The big plan, the short-term plan and the medium plan for raising the debt ceiling and coming up with a deficit busting program have gotten extensive and appropriate media coverage.

 

What’s going on in Washington is a disgrace and an embarrassment. The U.S. government’s AAA credit rating has already taken a hit from this inane political braggadocio and will take a further hit should an agreement not be reached by next week.

 

The political posturing that is underway is offensive and obvious to all of us—so much so that voters jammed the email servers and phone lines of dozens of congressional offices this week in response to President Obama asking people to let their elected representatives know their thoughts about the budget and debt ceiling impasse.

 

These people are grownups whose job it is to represent our best interests. It is not in our best interests for anybody, regardless of what side of the aisle they sit on, to refer to the serious business of raising the debt ceiling and addressing the federal deficit as kicking the can down the road. Kick the can is a game.
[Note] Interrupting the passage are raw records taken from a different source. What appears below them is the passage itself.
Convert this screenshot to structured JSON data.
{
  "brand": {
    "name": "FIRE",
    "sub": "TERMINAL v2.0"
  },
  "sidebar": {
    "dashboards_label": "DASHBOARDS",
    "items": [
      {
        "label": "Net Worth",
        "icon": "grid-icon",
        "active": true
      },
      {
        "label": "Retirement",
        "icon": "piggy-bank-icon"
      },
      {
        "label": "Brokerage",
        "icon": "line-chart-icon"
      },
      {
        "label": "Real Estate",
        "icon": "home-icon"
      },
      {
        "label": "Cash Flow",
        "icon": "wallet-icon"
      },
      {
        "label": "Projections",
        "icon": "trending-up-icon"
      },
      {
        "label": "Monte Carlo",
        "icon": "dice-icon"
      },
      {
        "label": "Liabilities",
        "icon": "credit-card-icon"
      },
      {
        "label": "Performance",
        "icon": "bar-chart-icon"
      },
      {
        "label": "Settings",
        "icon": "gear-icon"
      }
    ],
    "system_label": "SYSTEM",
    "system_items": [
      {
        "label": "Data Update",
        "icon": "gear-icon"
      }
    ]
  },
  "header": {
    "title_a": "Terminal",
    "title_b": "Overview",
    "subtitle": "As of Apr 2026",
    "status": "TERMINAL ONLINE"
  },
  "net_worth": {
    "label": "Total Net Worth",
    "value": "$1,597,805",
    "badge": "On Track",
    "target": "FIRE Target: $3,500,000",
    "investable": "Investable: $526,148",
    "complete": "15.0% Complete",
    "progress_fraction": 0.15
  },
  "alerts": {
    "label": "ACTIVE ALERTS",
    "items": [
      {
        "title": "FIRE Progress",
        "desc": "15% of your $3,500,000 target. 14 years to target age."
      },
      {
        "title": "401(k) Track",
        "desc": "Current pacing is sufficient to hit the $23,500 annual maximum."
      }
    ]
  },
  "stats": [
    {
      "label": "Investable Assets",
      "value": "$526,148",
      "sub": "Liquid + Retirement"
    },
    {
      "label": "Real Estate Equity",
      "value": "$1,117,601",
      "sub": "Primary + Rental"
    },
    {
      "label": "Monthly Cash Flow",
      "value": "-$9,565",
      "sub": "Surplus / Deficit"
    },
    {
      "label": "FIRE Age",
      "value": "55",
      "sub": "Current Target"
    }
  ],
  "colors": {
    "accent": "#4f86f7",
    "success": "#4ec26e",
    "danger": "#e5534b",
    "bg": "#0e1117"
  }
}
This is not.

 

And, while politicians in Washington are engineering the negotiations with an eye to the 2012 presidential election and their own re-election efforts, that is of little interest to the average American who is increasingly disgusted by the partisanship, the gamesmanship, the one-upsmanship and the pandering to the extreme fringes of both parties.

 

Other than the efforts of the president to sit down with leaders of both parties and seek a solution, it cannot be said that Speaker of the House John Boehner nor Senate Majority Leader Harry Reid have made a good faith effort to sit down and comes to terms.

 

To endanger the country’s credit rating and leave Social Security recipients, Medicare recipients and the country’s neediest citizens at risk is unconscionable, irresponsible and reprehensible.